Other firsts in the mediæval and early modern eras:
“a football”, in the sense of a ball rather than a game, was first mentioned in 1486. This reference is in Dame Juliana Berners’ Book of St Albans. It states: “a certain rounde instrument to play with …it is an instrument for the foote and then it is calde in Latyn ‘pila pedalis’, a fotebal.” 
a pair of football boots was ordered by King Henry VIII of England in 1526. 
women playing a form of football was in 1580, when Sir Philip Sidney described it in one of his poems: “[a] tyme there is for all, my mother often sayes, When she, with skirts tuckt very hy, with girles at football playes.”

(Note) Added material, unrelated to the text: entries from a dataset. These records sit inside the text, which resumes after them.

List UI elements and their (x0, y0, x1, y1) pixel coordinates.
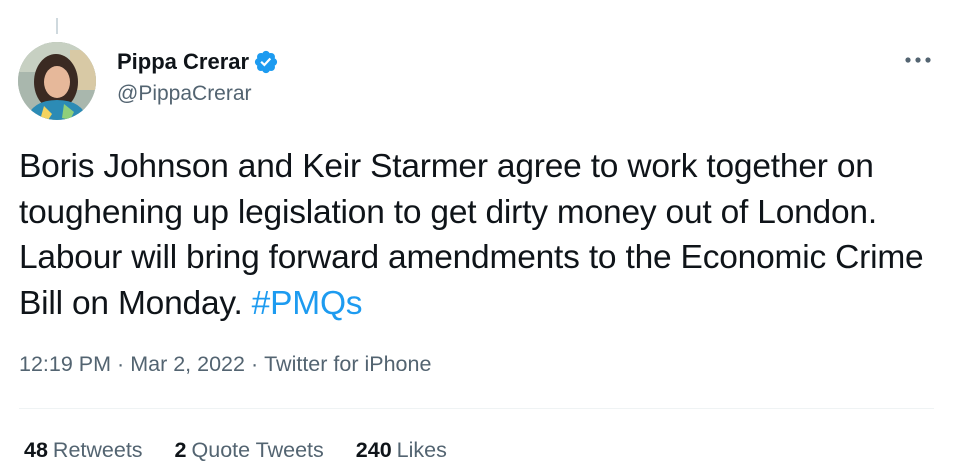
verified-badge-icon (253, 49, 279, 75)
meta-separator: · (117, 352, 125, 376)
tweet-time[interactable]: 12:19 PM (19, 352, 111, 376)
tweet-text-body: Boris Johnson and Keir Starmer agree to … (19, 148, 924, 322)
avatar[interactable] (18, 42, 96, 120)
display-name-row: Pippa Crerar (117, 48, 279, 76)
engagement-stats: 48 Retweets 2 Quote Tweets 240 Likes (24, 438, 479, 463)
author-handle[interactable]: @PippaCrerar (117, 82, 279, 106)
likes-stat[interactable]: 240 Likes (356, 438, 447, 463)
thread-connector-line (56, 18, 58, 34)
retweets-label: Retweets (52, 438, 143, 462)
likes-count: 240 (355, 438, 392, 462)
meta-separator: · (250, 352, 259, 376)
quote-tweets-label: Quote Tweets (191, 438, 324, 462)
more-options-icon[interactable] (902, 48, 934, 72)
hashtag-link[interactable]: #PMQs (252, 285, 363, 322)
display-name[interactable]: Pippa Crerar (117, 49, 249, 75)
tweet-text: Boris Johnson and Keir Starmer agree to … (19, 144, 939, 326)
tweet-detail: Pippa Crerar @PippaCrerar Boris Johnson … (0, 0, 980, 475)
quote-tweets-count: 2 (174, 438, 187, 462)
divider (19, 408, 934, 409)
avatar-image (18, 42, 96, 120)
tweet-metadata: 12:19 PM · Mar 2, 2022 · Twitter for iPhone (19, 352, 431, 377)
likes-label: Likes (396, 438, 447, 462)
retweets-count: 48 (24, 438, 48, 462)
tweet-source[interactable]: Twitter for iPhone (264, 352, 431, 376)
tweet-date[interactable]: Mar 2, 2022 (130, 352, 245, 376)
author-info: Pippa Crerar @PippaCrerar (117, 48, 279, 106)
quote-tweets-stat[interactable]: 2 Quote Tweets (175, 438, 324, 463)
retweets-stat[interactable]: 48 Retweets (24, 438, 143, 463)
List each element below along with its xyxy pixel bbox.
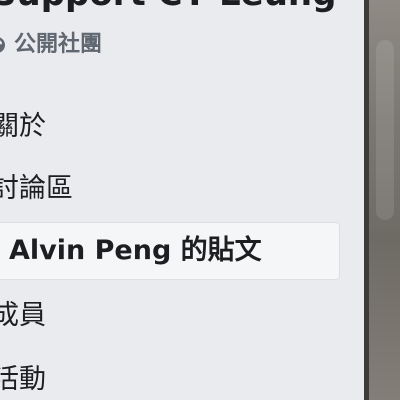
photo-glare xyxy=(376,40,394,220)
nav-item-about[interactable]: 關於 xyxy=(0,98,46,156)
nav-item-label: Alvin Peng 的貼文 xyxy=(9,235,262,266)
background-photo xyxy=(364,0,400,400)
globe-icon xyxy=(0,36,6,54)
nav-item-label: 討論區 xyxy=(0,173,73,204)
nav-item-events[interactable]: 活動 xyxy=(0,351,46,400)
group-sidebar: Support CY Leung 公開社團 關於 討論區 Alvin Peng … xyxy=(0,0,364,400)
group-privacy: 公開社團 xyxy=(0,30,102,60)
nav-item-user-posts[interactable]: Alvin Peng 的貼文 xyxy=(0,222,340,280)
nav-item-label: 關於 xyxy=(0,111,46,142)
group-name[interactable]: Support CY Leung xyxy=(0,0,336,14)
nav-item-discussion[interactable]: 討論區 xyxy=(0,160,73,218)
nav-item-label: 成員 xyxy=(0,300,46,331)
nav-item-label: 活動 xyxy=(0,364,46,395)
nav-item-members[interactable]: 成員 xyxy=(0,287,46,345)
privacy-label: 公開社團 xyxy=(14,32,103,57)
photo-edge xyxy=(364,0,369,400)
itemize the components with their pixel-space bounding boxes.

the first references to goals are in the late 16th and early 17th centuries. In 1584 and 1602 respectively, John Norden and Richard Carew referred to “goals” in Cornish hurling. Carew described how goals were made: “they pitch two bushes in the ground, some eight or ten foote asunder; and directly against them, ten or twelue [twelve] score off, other twayne in like distance, which they terme their Goales”. He is also the first to describe goalkeepers and passing of the ball between players.
the first direct reference to scoring a goal is in John Day’s play The Blind Beggar of Bethnal Green (performed circa 1600; published 1659): “I’ll play a gole at camp-ball” (an extremely violent variety of football, which was popular in East Anglia). Similarly in a poem in 1613, Michael Drayton refers to “when the Ball to throw, And drive it to the Gole, in squadrons forth they goe”. The word “football”, when used in reference to a specific game can mean any one of those described above. Because of this, much friendly controversy has occurred over the term football, primarily because it is used in different ways in different parts of the English-speaking world. Most often, the word “football” is used to refer to the code of football that is considered dominant within a particular region.
Globally, and not necessarily in native English speaking countries, the word “football” usually refers to association football as this is the most widely played code of football. The name “soccer” (or “soccer football”) was originally a slang abbreviation of association football and is now the prevailing term in the United States, Canada, Australia and New Zealand where other codes of football are dominant.
Of the 45 national FIFA affiliates in which English is an official or primary language, only three (Canada, Samoa and the United States) actually use “soccer” in their organizations’ official names, while the rest use football (although the Samoan Federation actually uses both). However, in some countries, such as Australia and New Zealand, use of the word “football” by soccer bodies is a recent change and has been controversial.